My name is Sho Barksdale. I am from Minneapolis, Minnesota.

Animals have always been a big part of my family’s life. Growing up, I’ve had cats, dogs, hamsters, rats, snapping turtles. It’s always been a big passion for us. My mom has always been a big advocate of animals and we always enjoyed having them around our house.

When I was 18 years old, my mom decided to move to Seattle. And it was – I believe I was around 20 that I decided to move to Seattle myself, but I knew that had to come out to my mother before I make that big transition. So I was driving home from work and I was in a little bit of traffic and it just occurred to me that – why not? Get it out of the way. So I called her when I was in the car in traffic and I do remember that she answered quickly and I remember my heart beating super fast, which was really weird because my mom – we talked often.

After I got the pleasantries over, I just shouted out and said, “Hey, I have something to tell you. I’m gay.” And I remember there was a – it could have been maybe almost a full minute, literally a full minute, 60 seconds, of just silence.

And after about a minute, she – the only thing she said was, “Are the cats gay, too?” And I didn’t know how to respond to that so I told her I didn’t know. And maybe it was about – I’d probably say maybe 10 or 20 seconds of silence until she told me that she had to get off the phone and she hung up in my face and that was the end of that conversation.

I do remember after the call sitting in silence in traffic and I still felt relief. I felt like I got it out. What was the worst that can happen at this point? I can’t say that she found out from somebody else. That was a fear. But I was concerned because my mom had just hung up and I didn’t know where our relationship stood at that time. So it was really emotional.

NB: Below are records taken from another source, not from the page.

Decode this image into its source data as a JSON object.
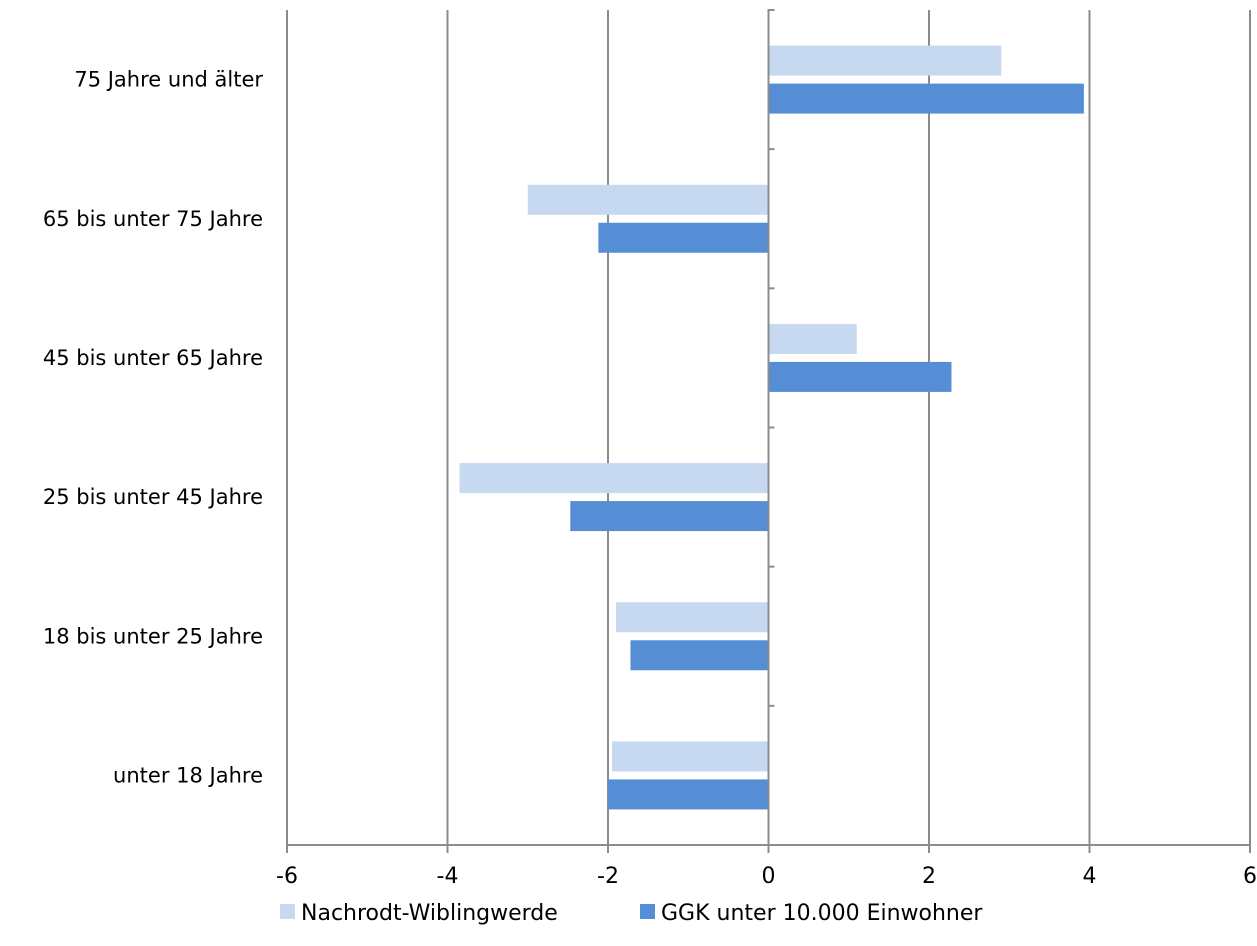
{
  "chart_data": {
    "type": "bar",
    "orientation": "horizontal",
    "categories": [
      "unter 18 Jahre",
      "18 bis unter 25 Jahre",
      "25 bis unter 45 Jahre",
      "45 bis unter 65 Jahre",
      "65 bis unter 75 Jahre",
      "75 Jahre und älter"
    ],
    "series": [
      {
        "name": "Nachrodt-Wiblingwerde",
        "color": "#c6d9f1",
        "values": [
          -1.95,
          -1.9,
          -3.85,
          1.1,
          -3.0,
          2.9
        ]
      },
      {
        "name": "GGK unter 10.000 Einwohner",
        "color": "#558ed5",
        "values": [
          -2.0,
          -1.72,
          -2.47,
          2.28,
          -2.12,
          3.93
        ]
      }
    ],
    "xlim": [
      -6,
      6
    ],
    "xticks": [
      -6,
      -4,
      -2,
      0,
      2,
      4,
      6
    ],
    "grid": "vertical",
    "legend": "bottom",
    "title": "",
    "xlabel": "",
    "ylabel": ""
  }
}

She called me about two days later and had admitted that she needed some time to process and then she told me that she accepted me and my cats as we were. I was still relieved that I had told her that I wasn’t really in a place to, like, question the whole cat thing. But hey, if she accepted me, she accepted the cats, we’re on a good page. And I felt great because I was going to start again my move to Seattle on a clean slate. My mom knew. My mom loved me.

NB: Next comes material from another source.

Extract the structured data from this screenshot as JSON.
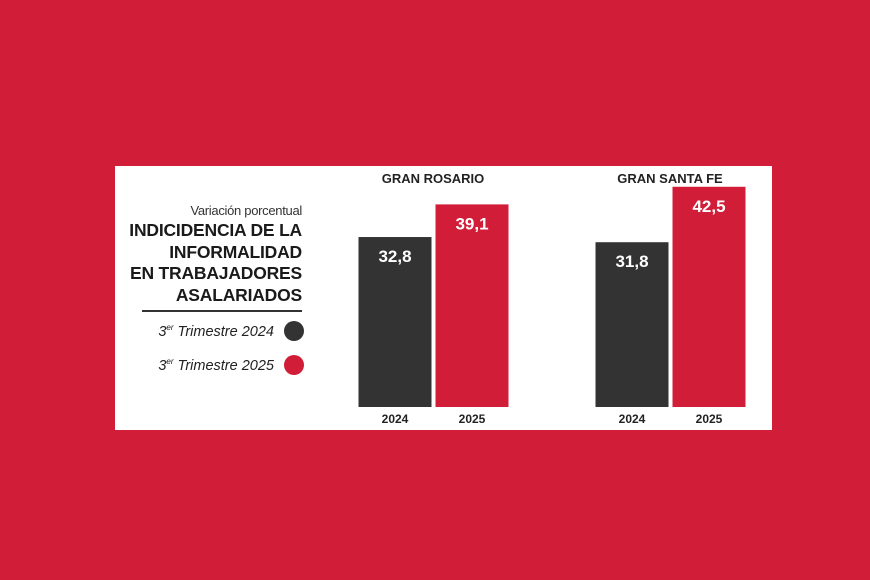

I think that my mom processing my cats as being queer or gay was a way for her to understand and accept her daughter as being queer or gay. I think she used the cats as a way for her to process what that meant for her daughter. Like when you’re really uncomfortable, people tend to go to a comfortable space, and I think that was her comfortable space and something that we both could find comfort in.

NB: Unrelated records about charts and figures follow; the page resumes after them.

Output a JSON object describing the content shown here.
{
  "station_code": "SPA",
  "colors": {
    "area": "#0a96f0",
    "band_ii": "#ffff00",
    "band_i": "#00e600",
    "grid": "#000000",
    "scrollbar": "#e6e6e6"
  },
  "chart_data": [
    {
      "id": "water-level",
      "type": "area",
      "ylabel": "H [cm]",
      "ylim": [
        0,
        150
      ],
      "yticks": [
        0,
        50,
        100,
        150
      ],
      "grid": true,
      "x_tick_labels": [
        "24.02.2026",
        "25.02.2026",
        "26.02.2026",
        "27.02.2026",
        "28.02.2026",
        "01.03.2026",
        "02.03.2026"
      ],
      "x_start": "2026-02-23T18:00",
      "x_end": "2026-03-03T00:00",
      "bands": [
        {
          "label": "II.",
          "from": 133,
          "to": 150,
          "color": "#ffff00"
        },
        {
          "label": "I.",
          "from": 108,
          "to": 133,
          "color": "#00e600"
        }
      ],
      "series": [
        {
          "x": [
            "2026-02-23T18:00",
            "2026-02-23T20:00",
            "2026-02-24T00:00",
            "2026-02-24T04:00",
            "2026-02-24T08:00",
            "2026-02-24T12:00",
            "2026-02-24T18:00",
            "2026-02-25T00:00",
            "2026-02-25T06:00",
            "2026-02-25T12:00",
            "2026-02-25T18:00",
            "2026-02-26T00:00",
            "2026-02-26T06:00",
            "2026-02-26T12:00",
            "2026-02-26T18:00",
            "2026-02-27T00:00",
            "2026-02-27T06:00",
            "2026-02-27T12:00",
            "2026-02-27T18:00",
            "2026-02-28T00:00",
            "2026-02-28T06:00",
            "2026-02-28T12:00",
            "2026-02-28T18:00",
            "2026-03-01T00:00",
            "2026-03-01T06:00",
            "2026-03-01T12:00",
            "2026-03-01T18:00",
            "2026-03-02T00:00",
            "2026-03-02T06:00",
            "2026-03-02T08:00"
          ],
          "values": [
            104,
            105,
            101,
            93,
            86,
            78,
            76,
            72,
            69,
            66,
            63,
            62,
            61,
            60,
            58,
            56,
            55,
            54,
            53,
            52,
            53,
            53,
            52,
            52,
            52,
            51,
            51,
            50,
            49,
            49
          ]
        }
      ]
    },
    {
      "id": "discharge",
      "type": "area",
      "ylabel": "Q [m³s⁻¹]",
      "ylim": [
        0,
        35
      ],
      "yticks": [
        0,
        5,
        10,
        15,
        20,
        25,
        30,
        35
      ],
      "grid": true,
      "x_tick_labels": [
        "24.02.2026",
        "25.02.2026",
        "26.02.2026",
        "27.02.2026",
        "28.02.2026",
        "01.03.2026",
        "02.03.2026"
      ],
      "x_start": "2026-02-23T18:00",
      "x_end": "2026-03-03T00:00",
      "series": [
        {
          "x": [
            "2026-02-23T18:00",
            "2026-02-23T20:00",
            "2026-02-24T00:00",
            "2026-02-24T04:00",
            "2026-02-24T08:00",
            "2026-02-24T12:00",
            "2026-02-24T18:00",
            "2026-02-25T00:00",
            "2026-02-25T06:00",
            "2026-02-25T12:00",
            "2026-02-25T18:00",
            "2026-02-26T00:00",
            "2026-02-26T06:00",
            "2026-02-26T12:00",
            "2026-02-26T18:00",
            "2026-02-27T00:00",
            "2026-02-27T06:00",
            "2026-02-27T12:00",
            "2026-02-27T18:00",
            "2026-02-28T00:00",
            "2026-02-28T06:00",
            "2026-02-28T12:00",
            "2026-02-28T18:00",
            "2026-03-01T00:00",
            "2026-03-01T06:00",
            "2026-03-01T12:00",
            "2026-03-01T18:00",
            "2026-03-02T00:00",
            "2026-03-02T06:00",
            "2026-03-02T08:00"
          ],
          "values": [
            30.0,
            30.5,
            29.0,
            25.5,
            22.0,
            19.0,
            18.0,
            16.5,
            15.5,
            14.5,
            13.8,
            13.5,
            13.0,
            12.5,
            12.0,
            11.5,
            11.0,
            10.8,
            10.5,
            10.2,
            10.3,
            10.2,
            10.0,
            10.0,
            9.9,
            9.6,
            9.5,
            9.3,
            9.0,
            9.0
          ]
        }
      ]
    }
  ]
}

So I moved in with my mother. That was in August 2009. And it was a relatively easy transition from living in Minneapolis to living in Seattle. It wasn’t until maybe about a month in that my mom started, like, being more open about my sexuality and making comments about my cats, in particular Papi Chulo.

I guess he was a little bit flamboyant, for a better word. He loved to clean myself every second of the day. Even if you petted him, he would quickly clean himself. And he was a very prim and proper cat. He was sitting in the window and he was, you know, watching the birds and stuff and my mom made a compliment about how handsome he was and that he would get all the men – the men cats. There was a stray – I forget the stray’s name – who would come around often and my mom dubbed this stray “Papi Chulo’s boyfriend” because they got along really well and they would talk through the window.

Coming out is complicated, which is okay. And it is uncomfortable and that’s completely fine. We can’t expect people to process this information in the way that we would like them to process, and that’s okay for people to use whatever mechanisms that they have to learn and to decide how they feel about that information. I think really good advice I can give to somebody is to let people process as they need to process. And even if it doesn’t turn out the way you want it to turn out, to still believe in yourself.